Milka : A vrai dire, non, car personne n'écoute La Phaze dans le groupe. On nous a fait remonter leur artwork, qui a en effet des similitudes. Ça montre juste que beaucoup d'artistes sont sensibles au grand n'importe quoi décisionnel autour des grandes questions écologiques et sociétales.
Bérangère apporte sa voix sur deux titres, sa participation reste discrète, pourquoi ne pas lui avoir fait plus de place ?
Ju : Je lui ai demandé de venir poser sa voix plus dans une optique de sample éthéré à la Prodigy que dans une intention de guest traditionnel. Béra est une machine de guerre de précision et de feeling mélodique ! C'était un bonheur de chanter avec elle dans Rufus Bellefleur, elle s'est acquittée de la tâche avec grâce.
Julien Truchan se fait plus remarquer, qu'est-ce qui vous plaît dans son growl ?
Ju : Juju possède une puissance de feu, des grains reconnaissables entre mille, un sens rythmique impeccable et une bienveillance naturelle. Il était le candidat idéal pour "Nice to the bone".
Il y a quelques concerts de prévus au printemps, vous y croyez ou vous pensez que la culture sera encore confinée ?
Milka : Je pense qu'aucun concert "debout" ne reprendra avant septembre. Pour les concerts "assis", j'espère que le gouvernement va sortir de son illogisme dramatique et rouvrir les lieux de culture au plus vite. Nous sommes les premiers désireux de jouer sur scène, avec un public assis. Pour moi, c'est pas optimal mais c'est déjà quelque chose. Et les gens qui nous connaissent sur scène savent qu'avec Psykup, on devrait passer un bon moment, même assis ! On va trouver un moyen de rendre ça fun, mais il faut que ça joue. Les salles, mais aussi les théâtres, les cinémas. Les gens ont besoin de ça. Se retrouver et vibrer autour d'émotions communes, nous sommes tous de plus en plus déconnectés les uns des autres, c'est très dangereux comme situation.

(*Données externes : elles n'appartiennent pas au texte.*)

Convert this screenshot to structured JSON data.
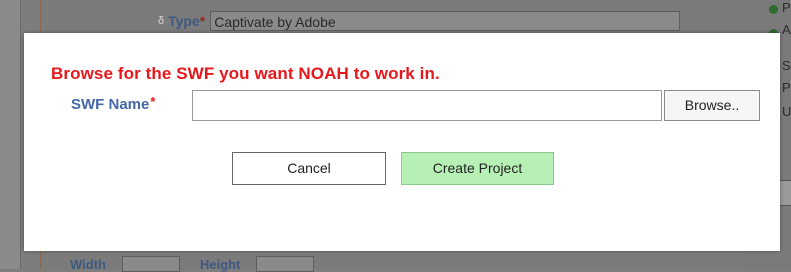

Une sortie d'album en mode corona, ça se déroule comment ?
Milka : C'est beaucoup moins fun ! Les journées presse se déroulent en skype, nous-mêmes, en tant que musiciens, on se voit moins, on profite moins de tous ces moments d'effusion qui sont la base même d'un groupe : charger un camion à 6h du matin pour faire 900 km, se serrer les coudes, rigoler ensemble, transpirer ensemble, jouer ensemble accessoirement, puis rencontrer le public, les sourires, les hugs, les verres qui se cognent à la santé de ces moments précieux. C'est vraiment l'antithèse de pourquoi on fait ce métier.
Qu'est-ce qui est le plus frustrant ?
Milka : La vraie rencontre avec le public je pense. Voir l'effet en live de notre musique sur le regard et le corps des gens. Là, on reçoit plein de félicitations par message numérique. C'est positif mais c'est comme si tout cela était impalpable. Quand vous avez un gars ému aux larmes en face de vous qui vous remercie 15 fois de venir dans sa ville, là, ça prend une autre ampleur.
Quand on pourra de nouveau faire la fête, ça va être la ruée vers les festoches et les concerts ou le public aura appris à vivre sans ?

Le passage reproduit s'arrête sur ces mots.